What the fog-mind told them, it told him: he knew where the censer was, how to get it back up, how to keep learning. Plans unfolded like dreams in his head: a balloon! He would fly and breath the top of more fog and he’d be wise, and everyone would look at him without wanting to look like they were looking, even the towermen.
Concerning the T.G. Hueler Archive of Oracular Texts Daily Fortune Book
Thursday, March 19th, 2009
The T.G. Hueler Archive of Oracular Texts was founded in 1913, when a wave of anti-German sentiment left half the European collection room empty in the library of Snelson University.
Three crows turning in a clouded sky. Misfortune transformed to unexpected fortune.
— The Wheat Stalk Predictory, Brownville, Nebraska, 1881.
In the 1920’s, the archivists began a daily tradition of randomly choosing a prediction from one of the oracles and copying it into a large accounting book.
On a Thursday, a new moon in a cloudless sky betokens a chance meeting with an old acquaintance. On a Friday, it means bad news that has traveled a great distance.
— Proverbs from the Tchul Archipelago, New Haven, Connecticut, 1932.
By the mid-1950’s, the archive’s books of prophecy, fortune-telling, proverbs, and superstitions had taken over most of the basement in south wing.
Sand in one’s pockets: a sure sign a steady income will soon be found.
— Lunenhalt’s Almanac (translated), Basel, Switzerland, 1847.

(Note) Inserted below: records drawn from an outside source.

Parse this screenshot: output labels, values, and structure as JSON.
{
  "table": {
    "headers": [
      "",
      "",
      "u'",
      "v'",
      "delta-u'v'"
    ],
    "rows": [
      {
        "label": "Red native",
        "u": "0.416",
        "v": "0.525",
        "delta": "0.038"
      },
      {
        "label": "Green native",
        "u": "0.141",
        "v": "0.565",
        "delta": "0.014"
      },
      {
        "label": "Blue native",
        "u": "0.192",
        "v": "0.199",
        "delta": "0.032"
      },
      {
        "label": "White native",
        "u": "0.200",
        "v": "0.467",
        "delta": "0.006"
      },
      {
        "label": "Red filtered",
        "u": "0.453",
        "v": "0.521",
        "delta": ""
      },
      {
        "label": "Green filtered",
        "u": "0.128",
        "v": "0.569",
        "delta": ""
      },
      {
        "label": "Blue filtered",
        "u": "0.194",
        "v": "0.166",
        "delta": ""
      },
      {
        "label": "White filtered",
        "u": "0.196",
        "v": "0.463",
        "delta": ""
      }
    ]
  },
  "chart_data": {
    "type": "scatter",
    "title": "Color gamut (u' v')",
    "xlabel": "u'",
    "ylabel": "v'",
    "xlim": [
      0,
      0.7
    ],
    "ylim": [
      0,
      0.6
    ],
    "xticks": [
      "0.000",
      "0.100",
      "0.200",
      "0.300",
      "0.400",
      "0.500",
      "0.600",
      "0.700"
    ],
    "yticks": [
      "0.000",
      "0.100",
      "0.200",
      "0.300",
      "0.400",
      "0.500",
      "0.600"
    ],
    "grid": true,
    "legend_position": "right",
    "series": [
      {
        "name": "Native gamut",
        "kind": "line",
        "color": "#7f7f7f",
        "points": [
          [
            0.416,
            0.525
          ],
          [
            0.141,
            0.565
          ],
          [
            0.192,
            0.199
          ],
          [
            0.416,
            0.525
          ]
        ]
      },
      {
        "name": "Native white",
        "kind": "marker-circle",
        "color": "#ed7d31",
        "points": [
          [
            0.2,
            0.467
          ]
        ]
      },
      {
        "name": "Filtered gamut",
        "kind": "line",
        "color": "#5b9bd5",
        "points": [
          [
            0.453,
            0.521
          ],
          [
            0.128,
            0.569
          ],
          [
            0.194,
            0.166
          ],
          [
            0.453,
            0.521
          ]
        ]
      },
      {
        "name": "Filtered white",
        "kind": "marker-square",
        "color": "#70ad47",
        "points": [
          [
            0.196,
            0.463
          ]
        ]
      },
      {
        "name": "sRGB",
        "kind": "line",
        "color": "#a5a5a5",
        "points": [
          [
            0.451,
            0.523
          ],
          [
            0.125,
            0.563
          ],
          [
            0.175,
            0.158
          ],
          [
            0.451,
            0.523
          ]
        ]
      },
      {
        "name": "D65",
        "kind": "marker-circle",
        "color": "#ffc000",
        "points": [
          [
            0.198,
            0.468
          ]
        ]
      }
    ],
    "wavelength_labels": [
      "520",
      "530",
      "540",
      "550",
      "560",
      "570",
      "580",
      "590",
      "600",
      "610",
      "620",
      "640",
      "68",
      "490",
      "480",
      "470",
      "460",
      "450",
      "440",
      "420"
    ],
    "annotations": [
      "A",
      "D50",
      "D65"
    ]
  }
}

In the late 1989, a fire razed most of Snelson’s old campus, including the library, and only fragments of the collection were sifted from the ashes.
Anvil. Lemon. Whippoorwill.
–The Oracle of the Nouns, place and date of publication unknown.

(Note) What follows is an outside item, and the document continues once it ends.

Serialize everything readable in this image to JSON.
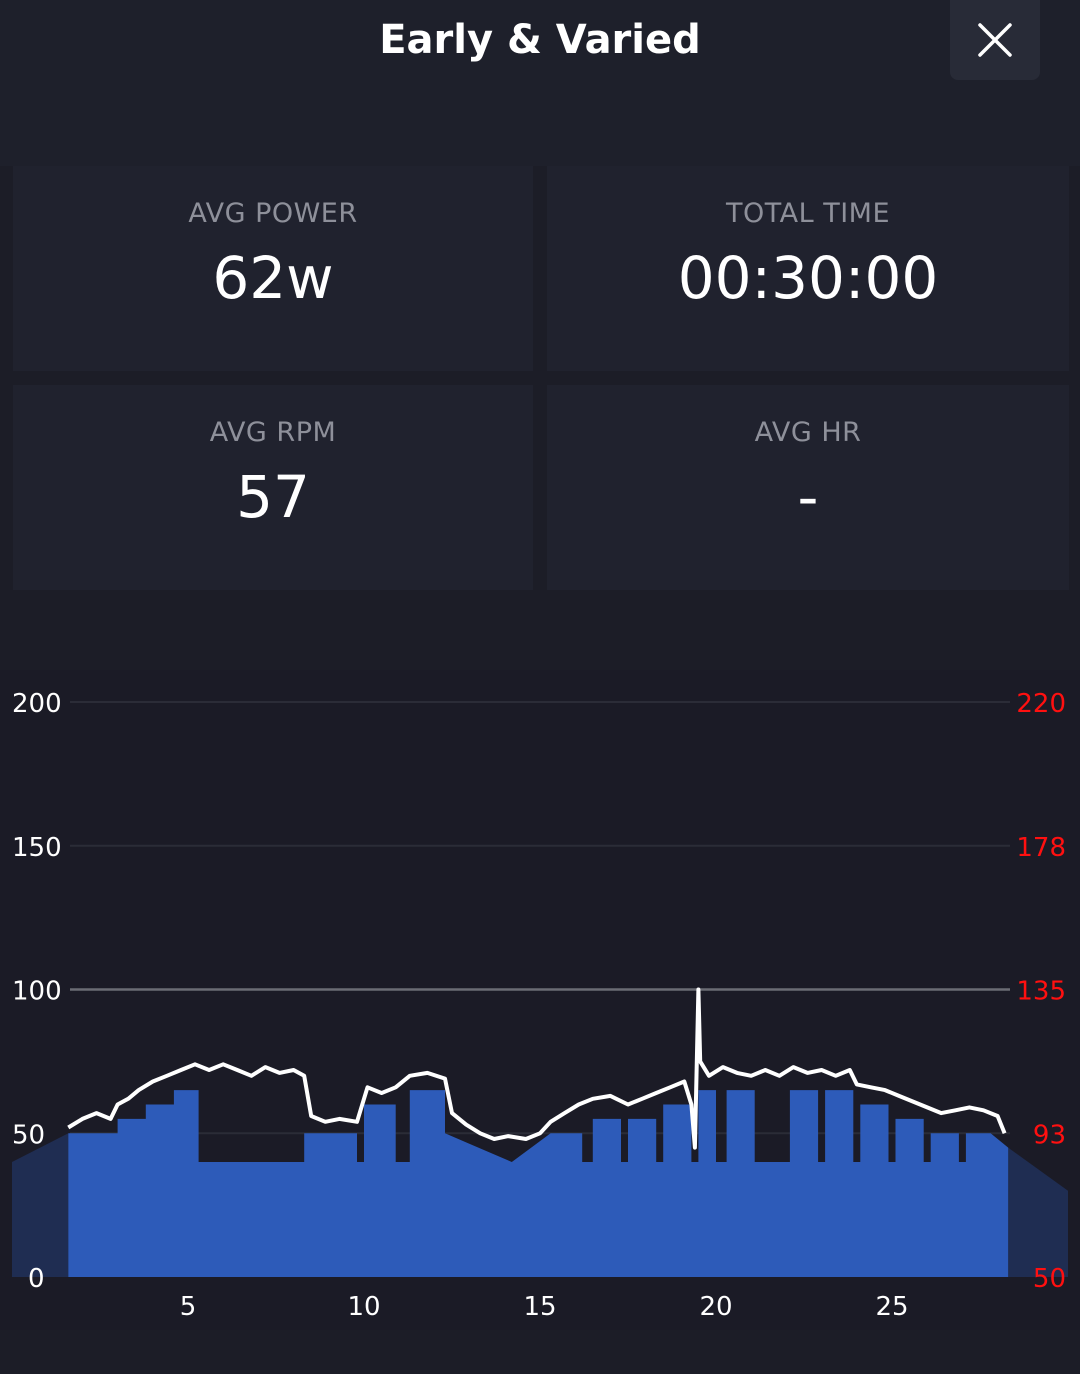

The staff lounge Daily Fortune Book, however, had grown to three ledgers, and was luckily down in the conservator’s lab in the most fireproof sub-basement, being bound into a single volume.
All in flammes devour’ed. All save one.
–The Wisdome of the Elements, Devonshire, England, 1714.
The conservators included several hundred blank pages for future entries, and the librarians in the new library’s rare book room transcribe one of the charred fragments from the old library into it each day.
To run wearing a blue hat brings dreams of snake. Singing in a green scarf induces premonitions of the next day’s weather.
–title, place of publication, and date unknown
A work-study employee in the rare book room calculated there are fragments for three years worth of entries.
If an odd number of grains of rice remain, success. If an even number, failure. If the number is divisible by three, the outcome may be altered by great effort.
This didn’t worry anyone until today’s entry:
There may be fortunes without days, but not days without fortunes.
The library staff has petitioned the board of trustees for funds to begin acquiring books and reestablish the archive.